Sam's Club Investigating Data Breach After Ransomware Gang Shops For Buyers On Dark Web
Sam's Club representatives have refuted this claim, so far, but they’re not planning to ignore it. A representative of Sam's Club said, "We are aware of reports regarding a potential security incident and are actively investigating the matter."
In the past, when Clop launched successful attacks, it posted evidence of data breaches, however, Clop has not posted any evidence of a data breach in this case. This might explain why it is quite difficult for Sam's Club to instantly verify the claim's legitimacy without conducting in-depth security analysis.
Although it hasn't posted evidence of the alleged breach, the Clop ransom gang has gone ahead to include Sam's Club on its dark web list of invaded websites.
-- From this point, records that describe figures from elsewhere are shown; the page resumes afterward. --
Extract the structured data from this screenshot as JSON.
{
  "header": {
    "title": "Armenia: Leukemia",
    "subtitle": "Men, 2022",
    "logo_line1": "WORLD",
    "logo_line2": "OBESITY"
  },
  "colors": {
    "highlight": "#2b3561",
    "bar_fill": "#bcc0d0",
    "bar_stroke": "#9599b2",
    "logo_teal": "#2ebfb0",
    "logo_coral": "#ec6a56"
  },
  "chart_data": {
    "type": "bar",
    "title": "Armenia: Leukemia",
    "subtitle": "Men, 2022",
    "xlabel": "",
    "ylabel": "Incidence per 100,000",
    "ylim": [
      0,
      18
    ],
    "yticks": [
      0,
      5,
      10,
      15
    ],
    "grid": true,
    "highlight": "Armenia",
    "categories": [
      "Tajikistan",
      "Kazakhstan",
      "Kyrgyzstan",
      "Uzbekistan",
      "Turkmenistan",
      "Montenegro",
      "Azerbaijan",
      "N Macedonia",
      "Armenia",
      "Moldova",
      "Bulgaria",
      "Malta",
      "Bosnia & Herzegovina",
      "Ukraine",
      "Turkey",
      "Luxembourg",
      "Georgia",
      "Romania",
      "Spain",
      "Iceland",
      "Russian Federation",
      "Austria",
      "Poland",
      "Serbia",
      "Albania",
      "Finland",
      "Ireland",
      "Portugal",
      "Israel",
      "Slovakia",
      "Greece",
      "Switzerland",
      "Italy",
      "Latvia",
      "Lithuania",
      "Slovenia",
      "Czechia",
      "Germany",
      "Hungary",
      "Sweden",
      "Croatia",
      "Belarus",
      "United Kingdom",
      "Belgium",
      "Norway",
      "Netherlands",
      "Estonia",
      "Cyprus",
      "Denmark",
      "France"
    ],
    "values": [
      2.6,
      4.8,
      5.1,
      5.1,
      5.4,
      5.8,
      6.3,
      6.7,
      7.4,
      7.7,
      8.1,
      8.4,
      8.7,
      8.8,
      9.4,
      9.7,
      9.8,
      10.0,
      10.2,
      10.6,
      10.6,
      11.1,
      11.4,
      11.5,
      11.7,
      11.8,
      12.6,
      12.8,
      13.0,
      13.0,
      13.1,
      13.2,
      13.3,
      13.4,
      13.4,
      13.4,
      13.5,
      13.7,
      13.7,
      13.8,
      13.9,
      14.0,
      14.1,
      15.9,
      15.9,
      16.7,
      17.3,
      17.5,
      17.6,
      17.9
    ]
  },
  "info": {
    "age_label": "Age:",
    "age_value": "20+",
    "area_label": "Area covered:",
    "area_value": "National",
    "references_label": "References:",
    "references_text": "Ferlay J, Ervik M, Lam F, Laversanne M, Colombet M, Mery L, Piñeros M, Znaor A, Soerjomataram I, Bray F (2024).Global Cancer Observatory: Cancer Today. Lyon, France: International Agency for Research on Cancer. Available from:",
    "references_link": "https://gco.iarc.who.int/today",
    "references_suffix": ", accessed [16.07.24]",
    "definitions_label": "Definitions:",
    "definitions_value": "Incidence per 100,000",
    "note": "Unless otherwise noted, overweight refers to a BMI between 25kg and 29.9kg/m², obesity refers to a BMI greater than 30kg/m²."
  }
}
While this might be concerning, it might not indicate that an actual breach has occurred, especially since the gang has made unverifiable claims of large-scale data breaches in the past. For example, about three months ago, U.S. car rental giant Hertz was also listed by the gang; however, there was no evidence to confim the claim.
Still, the Clop is not known for issuing empty threats. In 2020, it exploited security flaws in Accellion File Transfer Appliance (FTA) devices, leading to data breaches for large companies, including Shell. The gang was equally successful in its attack on Cleo file transfer software last year.
That said, the group is known for targeting large organizations with massive customer bases and Sam's Club fits that description. The retail company has a large network of over 600 US locations in 44 states, earning over $85 billion last year, thus making them an enticing target.
In the midst of the uncertainty, Sam’s Club is trying to assuage the fears of its members. According to Bleeping Computer, the company said that it’s committed to protecting the privacy and security of its members and would not take the claims lightly.